El desinterés del actual gobierno por la ciencia y el conocimiento, que tan bien se refleja en los PGE y en la inexistencia de una política científica que merezca tal nombre, tiene su más preocupante reflejo en la ausencia de estas cuestiones del debate político en el Reino de España. No existen líneas estratégicas claras que respondan a necesidades económicas, sociales y culturales. Y esta ausencia de la ciencia se replica en nuestra cada vez más deteriorada conversación pública.

La calidad y validez de la investigación se reducen exclusivamente dentro del sistema a la publicación en revistas indexadas por las multinacionales de Clarivate y Elsevier a las que con dinero público se les paga más de 25 millones de euros en licencias cada año. Pero no es el impacto sobre el personal docente e investigador de las universidades, sobre sus condiciones laborales y sobre la propia Universidad de lo que pretendo hablar, aunque lo anterior no pueda dejar de mencionarse. El problema para nuestro futuro como sociedad es otro. Desde distintas instancias internacionales se ha advertido de las consecuencias de la primacía de los intereses económicos editoriales sobre la ciencia. La publicación de investigaciones con datos falsos o de nulo interés en el ámbito de la biomedicina es un debate de importante calado que apenas ha tenido reflejo en nuestras universidades.

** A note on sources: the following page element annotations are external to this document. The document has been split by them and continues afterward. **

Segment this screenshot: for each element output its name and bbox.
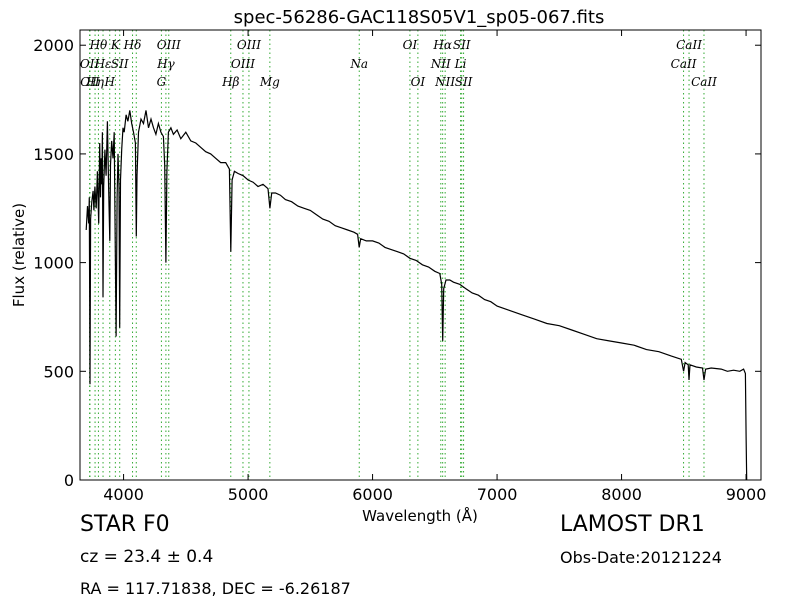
spectral-line-label: OI <box>403 38 418 52</box>
x-tick-label: 4000 <box>103 485 144 504</box>
spectral-line-label: Hε <box>94 57 112 71</box>
x-tick-label: 9000 <box>726 485 767 504</box>
y-tick-label: 500 <box>43 362 74 381</box>
spectral-line-label: K <box>110 38 121 52</box>
spectral-line-label: Hθ <box>89 38 108 52</box>
redshift-label: cz = 23.4 ± 0.4 <box>80 547 214 567</box>
y-tick-label: 1000 <box>33 254 74 273</box>
spectral-line-label: SII <box>111 57 129 71</box>
spectral-line-label: SII <box>455 75 473 89</box>
spectral-line-label: Li <box>454 57 467 71</box>
spectral-line-label: OIII <box>237 38 261 52</box>
spectral-line-label: SII <box>453 38 471 52</box>
y-axis-label: Flux (relative) <box>10 203 28 307</box>
spectral-line-label: Hγ <box>156 57 175 71</box>
x-tick-label: 8000 <box>601 485 642 504</box>
x-tick-label: 5000 <box>228 485 269 504</box>
spectral-line-label: CaII <box>671 57 697 71</box>
spectral-line-label: OII <box>80 57 100 71</box>
obs-date-label: Obs-Date:20121224 <box>560 548 722 567</box>
spectral-line-label: Hβ <box>221 75 239 89</box>
object-class-label: STAR F0 <box>80 512 170 537</box>
x-tick-label: 7000 <box>477 485 518 504</box>
spectral-line-labels: OIIOIIHηHθHεHKSIIHδGHγOIIIHβOIIIOIIIMgNa… <box>80 38 717 89</box>
spectral-line-label: Mg <box>259 75 280 89</box>
spectral-line-label: Na <box>349 57 368 71</box>
spectral-line-label: G <box>157 75 167 89</box>
spectral-line-label: NII <box>430 57 451 71</box>
y-axis-ticks: 0 500 1000 1500 2000 <box>33 36 761 490</box>
spectral-line-label: Hδ <box>123 38 142 52</box>
chart-title: spec-56286-GAC118S05V1_sp05-067.fits <box>234 7 605 28</box>
spectral-line-label: OII <box>80 75 100 89</box>
coordinates-label: RA = 117.71838, DEC = -6.26187 <box>80 579 351 598</box>
survey-label: LAMOST DR1 <box>560 512 705 537</box>
spectral-line-label: NII <box>434 75 455 89</box>
spectral-line-label: H <box>104 75 116 89</box>
spectral-line-label: CaII <box>676 38 702 52</box>
x-axis-ticks: 4000 5000 6000 7000 8000 9000 <box>103 30 766 504</box>
y-tick-label: 1500 <box>33 145 74 164</box>
spectral-line-label: OIII <box>157 38 181 52</box>
plot-frame <box>79 29 762 481</box>
spectral-line-label: Hη <box>85 75 104 89</box>
spectral-line-label: OI <box>411 75 426 89</box>
y-tick-label: 0 <box>64 471 74 490</box>
spectral-line-markers <box>89 30 705 480</box>
spectral-line-label: OIII <box>231 57 255 71</box>
x-axis-label: Wavelength (Å) <box>362 506 478 525</box>
y-tick-label: 2000 <box>33 36 74 55</box>
spectral-line-label: CaII <box>691 75 717 89</box>
x-tick-label: 6000 <box>352 485 393 504</box>
spectrum-line <box>85 110 748 481</box>
spectral-line-label: Hα <box>432 38 452 52</box>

Pero es en el campo de las ciencias sociales y las humanidades en el que me quiero centrar. El desprestigio del formato libro, su escaso “valor curricular” de cara a la promoción profesional están convirtiendo en residual la transmisión del conocimiento en un formato indispensable para la realización de reflexiones y análisis en profundidad. Por otra parte, las revistas científicas de las que hablamos atienden de forma prioritaria a intereses muy concretos y tienen posicionamientos teóricos y metodológicos muy claros. Estos posicionamientos parten de postulados ideológicos que justifican y avalan las políticas actuales y que se ocultan tras un “discurso cientificista” que esconde su inconsistencia. La posibilidad de investigar desde posicionamientos percibidos como heterodoxos o trabajar sobre objetos de estudio considerados marginales se ve reducida cada vez más. Se trabaja sobre premisas indemostradas y con metodologías que sesgan resultados en aras de la conservación del statu quo.

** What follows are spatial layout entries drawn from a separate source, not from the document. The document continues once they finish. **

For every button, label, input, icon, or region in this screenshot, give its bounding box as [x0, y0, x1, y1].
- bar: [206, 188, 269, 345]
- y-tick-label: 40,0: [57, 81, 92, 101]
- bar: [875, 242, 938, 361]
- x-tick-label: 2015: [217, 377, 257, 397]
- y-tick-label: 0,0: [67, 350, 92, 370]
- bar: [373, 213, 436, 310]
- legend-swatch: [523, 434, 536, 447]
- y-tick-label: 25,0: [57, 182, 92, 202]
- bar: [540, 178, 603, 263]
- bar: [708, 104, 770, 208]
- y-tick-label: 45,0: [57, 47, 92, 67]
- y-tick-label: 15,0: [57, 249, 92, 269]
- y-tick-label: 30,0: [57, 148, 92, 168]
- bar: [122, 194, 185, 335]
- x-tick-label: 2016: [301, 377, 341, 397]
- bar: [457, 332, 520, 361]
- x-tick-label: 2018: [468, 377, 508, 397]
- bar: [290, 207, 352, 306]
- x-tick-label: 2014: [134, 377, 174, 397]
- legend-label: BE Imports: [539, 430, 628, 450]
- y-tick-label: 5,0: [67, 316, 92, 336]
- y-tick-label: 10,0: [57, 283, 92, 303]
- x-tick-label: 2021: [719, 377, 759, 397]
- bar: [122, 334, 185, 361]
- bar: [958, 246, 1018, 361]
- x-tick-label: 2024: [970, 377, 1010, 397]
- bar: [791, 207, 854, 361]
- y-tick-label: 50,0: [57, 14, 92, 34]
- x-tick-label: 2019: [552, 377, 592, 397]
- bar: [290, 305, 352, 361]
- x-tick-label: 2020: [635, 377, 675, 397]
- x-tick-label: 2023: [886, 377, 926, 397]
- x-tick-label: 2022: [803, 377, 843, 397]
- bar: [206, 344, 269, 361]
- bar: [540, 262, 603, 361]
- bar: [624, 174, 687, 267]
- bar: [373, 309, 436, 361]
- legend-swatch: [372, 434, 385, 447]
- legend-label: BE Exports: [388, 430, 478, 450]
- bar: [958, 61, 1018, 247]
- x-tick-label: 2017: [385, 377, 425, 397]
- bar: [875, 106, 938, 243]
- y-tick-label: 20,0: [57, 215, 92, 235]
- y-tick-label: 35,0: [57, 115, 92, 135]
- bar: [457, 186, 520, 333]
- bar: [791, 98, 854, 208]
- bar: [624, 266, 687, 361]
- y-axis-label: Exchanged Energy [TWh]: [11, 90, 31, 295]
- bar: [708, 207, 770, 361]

Jesús Ibáñez afirmaba que la investigación social era un actor fundamental en el cambio social, ya sea para promoverlo o frenarlo. La configuración de este sistema de evaluación de la ciencia ha dejado en papel mojado la todavía en vigor Ley de Ciencia de 2011, último ejemplo de que es posible un consenso en este ámbito. El conjunto de las ciencias sociales, el trabajo de investigación en estos campos del conocimiento, han quedado constreñidas al espacio exiguo otorgado por las lógicas de una hegemonía que les otorga un papel subsidiario y que rechaza la lengua española como vehículo de transmisión del conocimiento. Las lógicas geoestratégicas y coloniales anglosajonas colisionan irremediablemente con criterios que establezcan como prioritarias líneas de investigación que aborden los problemas sociales desde una perspectiva emancipadora y de justicia social.

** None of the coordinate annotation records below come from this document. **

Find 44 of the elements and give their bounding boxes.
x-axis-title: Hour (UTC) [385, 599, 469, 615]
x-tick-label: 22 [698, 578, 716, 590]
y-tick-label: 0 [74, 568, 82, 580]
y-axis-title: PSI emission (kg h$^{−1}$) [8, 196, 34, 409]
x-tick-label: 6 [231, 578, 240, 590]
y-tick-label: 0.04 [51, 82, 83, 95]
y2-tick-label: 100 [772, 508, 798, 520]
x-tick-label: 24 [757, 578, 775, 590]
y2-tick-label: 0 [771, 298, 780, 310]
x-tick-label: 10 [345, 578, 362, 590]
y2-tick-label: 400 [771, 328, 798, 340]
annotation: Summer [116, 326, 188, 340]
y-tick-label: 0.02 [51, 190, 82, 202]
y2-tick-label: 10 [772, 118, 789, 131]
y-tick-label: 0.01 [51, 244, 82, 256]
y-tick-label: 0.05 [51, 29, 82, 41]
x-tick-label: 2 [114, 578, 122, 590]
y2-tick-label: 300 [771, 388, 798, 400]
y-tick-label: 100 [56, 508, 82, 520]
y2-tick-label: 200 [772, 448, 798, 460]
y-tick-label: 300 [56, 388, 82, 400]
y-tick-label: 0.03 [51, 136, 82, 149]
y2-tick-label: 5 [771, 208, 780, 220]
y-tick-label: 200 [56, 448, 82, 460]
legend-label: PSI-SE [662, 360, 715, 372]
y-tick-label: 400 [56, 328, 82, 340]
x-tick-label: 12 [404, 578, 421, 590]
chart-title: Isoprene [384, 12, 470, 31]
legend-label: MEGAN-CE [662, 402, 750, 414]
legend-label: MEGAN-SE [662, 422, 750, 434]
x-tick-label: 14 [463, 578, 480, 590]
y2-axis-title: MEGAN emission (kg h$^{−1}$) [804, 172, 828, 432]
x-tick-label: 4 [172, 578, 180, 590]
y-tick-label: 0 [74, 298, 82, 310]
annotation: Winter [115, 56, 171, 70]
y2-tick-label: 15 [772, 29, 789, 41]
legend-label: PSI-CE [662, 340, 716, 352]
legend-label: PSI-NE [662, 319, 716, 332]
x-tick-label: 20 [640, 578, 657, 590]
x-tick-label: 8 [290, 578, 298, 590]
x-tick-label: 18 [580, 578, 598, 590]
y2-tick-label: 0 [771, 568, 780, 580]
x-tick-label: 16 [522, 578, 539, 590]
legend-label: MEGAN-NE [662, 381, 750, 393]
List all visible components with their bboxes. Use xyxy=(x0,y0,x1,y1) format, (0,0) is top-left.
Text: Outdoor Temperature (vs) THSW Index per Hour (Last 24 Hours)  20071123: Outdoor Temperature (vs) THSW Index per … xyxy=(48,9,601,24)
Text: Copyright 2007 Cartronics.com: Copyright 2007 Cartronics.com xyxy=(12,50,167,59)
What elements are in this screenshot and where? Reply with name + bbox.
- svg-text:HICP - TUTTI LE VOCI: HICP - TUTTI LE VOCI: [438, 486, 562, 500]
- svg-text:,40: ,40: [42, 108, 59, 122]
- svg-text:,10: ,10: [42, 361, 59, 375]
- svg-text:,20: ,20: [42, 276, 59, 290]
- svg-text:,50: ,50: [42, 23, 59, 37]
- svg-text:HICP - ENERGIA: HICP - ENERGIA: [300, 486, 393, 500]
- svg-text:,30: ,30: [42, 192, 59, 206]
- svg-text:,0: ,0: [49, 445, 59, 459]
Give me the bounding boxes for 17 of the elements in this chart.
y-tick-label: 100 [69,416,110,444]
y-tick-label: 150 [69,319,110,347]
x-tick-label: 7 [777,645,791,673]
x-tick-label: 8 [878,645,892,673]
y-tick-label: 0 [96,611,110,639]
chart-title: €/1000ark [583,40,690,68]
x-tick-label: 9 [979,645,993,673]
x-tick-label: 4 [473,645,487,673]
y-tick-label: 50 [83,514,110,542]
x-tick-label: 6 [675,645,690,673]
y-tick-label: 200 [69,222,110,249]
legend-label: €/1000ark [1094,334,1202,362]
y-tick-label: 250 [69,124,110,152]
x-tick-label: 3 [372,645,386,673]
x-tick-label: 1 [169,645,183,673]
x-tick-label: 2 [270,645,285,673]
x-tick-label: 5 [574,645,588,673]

A menudo me gusta recordar que aunque la ciencia no solo sea un discurso del poder, a veces es sobre todo eso: un discurso del poder. Una parte importante de la producción publicada en investigación social es de muy dudosa utilidad si nos atenemos al interés de los problemas sociales que intenta resolver y de muy dudosa calidad si observamos las inconsistencias metodológicas, la falta de datos que permitan su replicabilidad y la asunción como verdades irrefutables de premisas ideológicas que sustentan el discurso dominante.

Frecuentemente, si uno repasa los artículos de estas revistas, llega a la conclusión que gran parte de los productos de la investigación social publicados tiene como fin prioritario avalar un relato donde la realidad se ajuste a los intereses de los grupos dominantes.

Ha llegado el momento de plantearnos seriamente que la ciencia y el conocimiento no pueden situarse al margen de ninguna estrategia de disputa de la hegemonía. Eso lo sabía muy bien Joseph Goebbels.